Nah. I’m not buying it myself. But the impact at midterm time is going to mostly be those rate increases. The actual removal of the pre-existing conditions and already unenforcible individual mandate clauses will be kicked down the road with appeals until well after November. At that point less severely conservative GOP critters can afford to piss off one or the other side (depending on their district) and vote to fix it with changes to law or to support the destruction of law’s functionality … which longer term may be the path to single payor.
As to Predictwise … hard for me to understand the betting market mentality. Not a major move but again as the tracker moves one way the betting market moves the other. It seems to me that the gambling crowdsource pretty much discounts the polls at this point and is responding to something else that is either there or not there in the news cycles that does not drive the polls the same way

Re: the Politico article, I just wonder about the identity of the real constituency that Republicans are trying to impress by bringing Obamacare back into the discussion. The Republicans tried to kill Obamacare, and it seems to me that they’ve certainly wounded it by effectively repealing enforcement of the insurance mandate. I get that there are low information voters, but they’ve gotten much of what they’ve wanted over the past 18 months politically. It seems that the wiser strategy for Republicans would be to take their gradually improving image, hope that Trump doesn’t fire Mueller, Rosenstein, and Sessions at the same, and see where things lead in November.

The status quo, with preexisting conditions covered but no mandate, is popular among the people but a death sentence for insurance companies.
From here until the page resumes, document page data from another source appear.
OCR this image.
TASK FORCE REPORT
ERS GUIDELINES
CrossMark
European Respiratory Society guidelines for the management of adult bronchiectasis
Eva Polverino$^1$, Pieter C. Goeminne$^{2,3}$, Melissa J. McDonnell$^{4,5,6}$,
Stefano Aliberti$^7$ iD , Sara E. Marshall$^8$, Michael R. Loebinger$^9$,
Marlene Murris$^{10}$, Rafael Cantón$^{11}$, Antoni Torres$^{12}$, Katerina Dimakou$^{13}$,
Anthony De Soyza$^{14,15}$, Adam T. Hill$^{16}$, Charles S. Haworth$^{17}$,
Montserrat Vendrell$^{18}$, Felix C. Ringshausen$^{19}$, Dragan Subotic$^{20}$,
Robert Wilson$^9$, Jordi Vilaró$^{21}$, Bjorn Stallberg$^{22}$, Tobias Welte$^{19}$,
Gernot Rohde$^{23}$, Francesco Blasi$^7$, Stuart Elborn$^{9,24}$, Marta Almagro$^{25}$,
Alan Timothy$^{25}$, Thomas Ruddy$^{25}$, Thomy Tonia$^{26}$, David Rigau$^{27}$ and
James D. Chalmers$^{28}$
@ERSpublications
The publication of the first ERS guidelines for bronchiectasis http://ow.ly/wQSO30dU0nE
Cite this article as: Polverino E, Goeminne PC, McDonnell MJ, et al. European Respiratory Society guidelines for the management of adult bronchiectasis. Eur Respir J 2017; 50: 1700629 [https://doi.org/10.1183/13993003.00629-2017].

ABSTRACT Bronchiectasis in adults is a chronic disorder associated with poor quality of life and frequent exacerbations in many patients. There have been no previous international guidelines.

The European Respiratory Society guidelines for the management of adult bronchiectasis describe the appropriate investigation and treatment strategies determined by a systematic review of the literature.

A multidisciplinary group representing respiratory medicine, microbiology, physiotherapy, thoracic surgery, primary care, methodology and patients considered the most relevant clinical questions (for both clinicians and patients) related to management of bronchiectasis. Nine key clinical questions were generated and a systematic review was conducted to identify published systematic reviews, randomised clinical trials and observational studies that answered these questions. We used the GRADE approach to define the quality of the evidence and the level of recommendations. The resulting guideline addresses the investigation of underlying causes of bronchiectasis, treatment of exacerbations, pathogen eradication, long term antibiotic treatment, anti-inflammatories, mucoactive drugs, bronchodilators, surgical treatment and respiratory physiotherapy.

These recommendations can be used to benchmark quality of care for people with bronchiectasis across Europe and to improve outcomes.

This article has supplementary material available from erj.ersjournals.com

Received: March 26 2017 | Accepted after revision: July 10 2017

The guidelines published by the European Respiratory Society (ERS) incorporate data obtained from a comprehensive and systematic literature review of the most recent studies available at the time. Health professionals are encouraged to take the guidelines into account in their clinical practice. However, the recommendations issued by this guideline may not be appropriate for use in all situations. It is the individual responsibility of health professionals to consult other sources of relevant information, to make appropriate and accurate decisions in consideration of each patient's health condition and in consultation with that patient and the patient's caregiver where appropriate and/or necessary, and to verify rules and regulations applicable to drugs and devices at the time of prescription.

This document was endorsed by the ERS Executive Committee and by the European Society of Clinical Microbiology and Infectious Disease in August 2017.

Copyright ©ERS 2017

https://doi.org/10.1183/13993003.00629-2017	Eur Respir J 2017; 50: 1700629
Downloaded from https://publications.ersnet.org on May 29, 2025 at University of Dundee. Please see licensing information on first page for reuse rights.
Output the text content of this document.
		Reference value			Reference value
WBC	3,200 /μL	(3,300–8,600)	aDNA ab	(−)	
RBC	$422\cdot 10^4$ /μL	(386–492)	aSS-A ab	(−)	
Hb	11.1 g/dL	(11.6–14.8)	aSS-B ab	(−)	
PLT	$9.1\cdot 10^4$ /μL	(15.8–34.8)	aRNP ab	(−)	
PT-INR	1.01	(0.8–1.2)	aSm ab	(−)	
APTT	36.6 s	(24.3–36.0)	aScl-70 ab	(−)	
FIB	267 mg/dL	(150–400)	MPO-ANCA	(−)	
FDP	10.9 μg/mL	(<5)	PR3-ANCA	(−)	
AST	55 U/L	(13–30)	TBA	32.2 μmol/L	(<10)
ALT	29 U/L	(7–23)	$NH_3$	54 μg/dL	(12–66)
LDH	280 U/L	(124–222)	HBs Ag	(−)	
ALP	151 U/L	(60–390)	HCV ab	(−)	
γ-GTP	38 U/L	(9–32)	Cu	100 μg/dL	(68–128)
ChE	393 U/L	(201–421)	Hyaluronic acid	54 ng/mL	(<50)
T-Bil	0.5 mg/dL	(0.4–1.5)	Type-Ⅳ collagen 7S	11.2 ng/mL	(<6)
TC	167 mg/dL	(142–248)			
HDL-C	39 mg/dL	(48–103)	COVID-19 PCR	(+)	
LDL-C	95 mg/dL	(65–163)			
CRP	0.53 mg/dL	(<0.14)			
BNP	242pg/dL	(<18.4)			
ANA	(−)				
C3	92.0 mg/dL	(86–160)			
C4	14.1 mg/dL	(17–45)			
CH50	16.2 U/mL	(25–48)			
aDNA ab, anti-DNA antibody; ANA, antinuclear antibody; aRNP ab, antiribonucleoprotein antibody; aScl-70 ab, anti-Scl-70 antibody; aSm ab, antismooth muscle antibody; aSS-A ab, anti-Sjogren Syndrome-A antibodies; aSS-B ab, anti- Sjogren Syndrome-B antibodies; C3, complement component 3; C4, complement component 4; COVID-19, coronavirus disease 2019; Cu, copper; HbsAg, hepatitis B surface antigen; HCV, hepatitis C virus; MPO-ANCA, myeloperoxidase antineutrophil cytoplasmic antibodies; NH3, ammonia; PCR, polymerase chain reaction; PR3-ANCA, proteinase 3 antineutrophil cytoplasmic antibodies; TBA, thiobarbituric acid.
The Republicans are just looking out for the interests of their real constituents, here.

FWIW.

Maybe it’s slightly off-topic here, but it seems interesting that, for this point in his term Donald Trump’s popularity among Republicans (almost 90%!) is higher than that of any President since Hoover, except for GWB who was immersed in war euphoria in the summer of his 2nd year.

The crying babies on the border are Trump’s agenda.

I’ve been wondering if that factors in the issue that the percentage of people who identify as Republican has fallen. Therefore, you are polling the people remaining in the party, and losing the people who were disgusted enough with Trump to change affiliation.

PDF from Dem strategist regarding polling on ACA topics.

That’s a very good point. Pew does long term tracking.

Between 2016 and 2017 GOP party ID dropped 3 points, down to 26%, tied for as low as it has been. Independent ID went up 3 points, to 37%, as high as it’s ever been. Democratic ID stayed the same at 33%, just off its 2015 low of 32%.

It’s consistent with a long term trend of more calling themselves “independent” but put another way a bit more than 10% of those who had identified as GOP moved into the independent column over the year.

Including leaners it does not look quite as bad for GOP ID- the drop for the GOP+lean was only 2 points, from 44 to 42%, with those 2 points moving the D+lean side from 48 to 50%. The highest they’ve ever seen the D+lean side has been 51%.

Looking at the breakouts it seems that the biggest switch has been among college grads, going from the 15 point D/leaner advantage to a 22 point one. And there was some increase in R/leaner identification by White nonHispanic evangelical Protestants, from a R+56 to R+59.